To separate closely linked ERBB2 copies [4] in case of a HER2 gene amplification, DNA of the test cohort (n = 5) was digested with restriction enzyme HaeIII (New England BioLabs, Ipswich, MA, USA). Two modes of digestion were performed and compared for their diagnostic utility and convenience. First, 10 units of the restriction enzyme HaeIII were directly added to the PCR master mix and incubated for 15 min at room temperature. Second, sample DNA was digested with HaeIII for 1 h at 37 °C before merging with the PCR master mix. In addition, n = 97 samples were investigated with and without HaeIII digestion to further address the necessity of the digestion step.

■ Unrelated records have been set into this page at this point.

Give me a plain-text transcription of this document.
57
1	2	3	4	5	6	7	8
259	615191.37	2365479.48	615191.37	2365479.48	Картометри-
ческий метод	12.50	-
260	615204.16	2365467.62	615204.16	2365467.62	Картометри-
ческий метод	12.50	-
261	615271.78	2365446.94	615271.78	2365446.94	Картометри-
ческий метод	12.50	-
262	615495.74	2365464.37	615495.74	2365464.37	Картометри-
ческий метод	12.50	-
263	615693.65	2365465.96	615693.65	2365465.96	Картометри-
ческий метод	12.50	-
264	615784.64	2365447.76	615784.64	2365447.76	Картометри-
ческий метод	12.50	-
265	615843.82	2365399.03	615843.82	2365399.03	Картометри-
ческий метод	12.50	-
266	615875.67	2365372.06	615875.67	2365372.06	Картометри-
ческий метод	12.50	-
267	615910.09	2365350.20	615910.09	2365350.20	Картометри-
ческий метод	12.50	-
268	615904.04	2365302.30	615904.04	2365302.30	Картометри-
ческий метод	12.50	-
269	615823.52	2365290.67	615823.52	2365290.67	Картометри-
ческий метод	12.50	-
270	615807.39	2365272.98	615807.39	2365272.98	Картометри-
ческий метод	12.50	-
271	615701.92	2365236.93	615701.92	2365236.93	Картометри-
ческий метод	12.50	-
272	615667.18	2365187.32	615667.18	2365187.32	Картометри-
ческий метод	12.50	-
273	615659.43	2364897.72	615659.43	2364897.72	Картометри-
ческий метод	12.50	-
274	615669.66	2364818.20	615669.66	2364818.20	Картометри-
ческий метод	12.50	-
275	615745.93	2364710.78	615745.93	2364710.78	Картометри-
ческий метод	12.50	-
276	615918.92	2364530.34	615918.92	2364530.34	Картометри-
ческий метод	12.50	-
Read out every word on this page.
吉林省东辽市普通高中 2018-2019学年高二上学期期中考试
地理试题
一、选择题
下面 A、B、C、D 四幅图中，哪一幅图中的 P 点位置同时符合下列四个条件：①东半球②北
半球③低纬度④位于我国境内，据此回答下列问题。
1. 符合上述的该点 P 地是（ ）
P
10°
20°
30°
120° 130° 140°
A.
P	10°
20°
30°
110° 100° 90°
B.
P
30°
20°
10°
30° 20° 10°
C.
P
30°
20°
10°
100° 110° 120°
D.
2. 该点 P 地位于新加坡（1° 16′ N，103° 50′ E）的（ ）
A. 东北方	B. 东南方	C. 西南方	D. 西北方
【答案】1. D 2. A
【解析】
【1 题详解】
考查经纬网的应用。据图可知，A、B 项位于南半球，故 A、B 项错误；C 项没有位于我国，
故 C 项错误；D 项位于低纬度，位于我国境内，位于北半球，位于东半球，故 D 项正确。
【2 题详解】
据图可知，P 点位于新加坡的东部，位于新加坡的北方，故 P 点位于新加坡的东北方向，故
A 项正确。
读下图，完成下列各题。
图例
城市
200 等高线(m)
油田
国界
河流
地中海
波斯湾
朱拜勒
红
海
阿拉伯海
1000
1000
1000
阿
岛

Data were checked for consistency using McNemar’s test to analyze cross tabulations and to compare probabilities for HER2-positive cases assessed by both methods. Hodge-Lehman confidence intervals were computed for difference of both probabilities and Pearson-Clopper confidence intervals for sensitivity, specificity, negative, and positive predictive values. An univariate logistic regression model was applied to the relation between ddPCR ERBB2 copy number and risk for IHC/ISH positive HER2 status. All reported tests were two-sided, and p-values < 0.05 were considered statistically significant. All statistical analyses in this report were performed with the software tool STATISTICA 13 [26].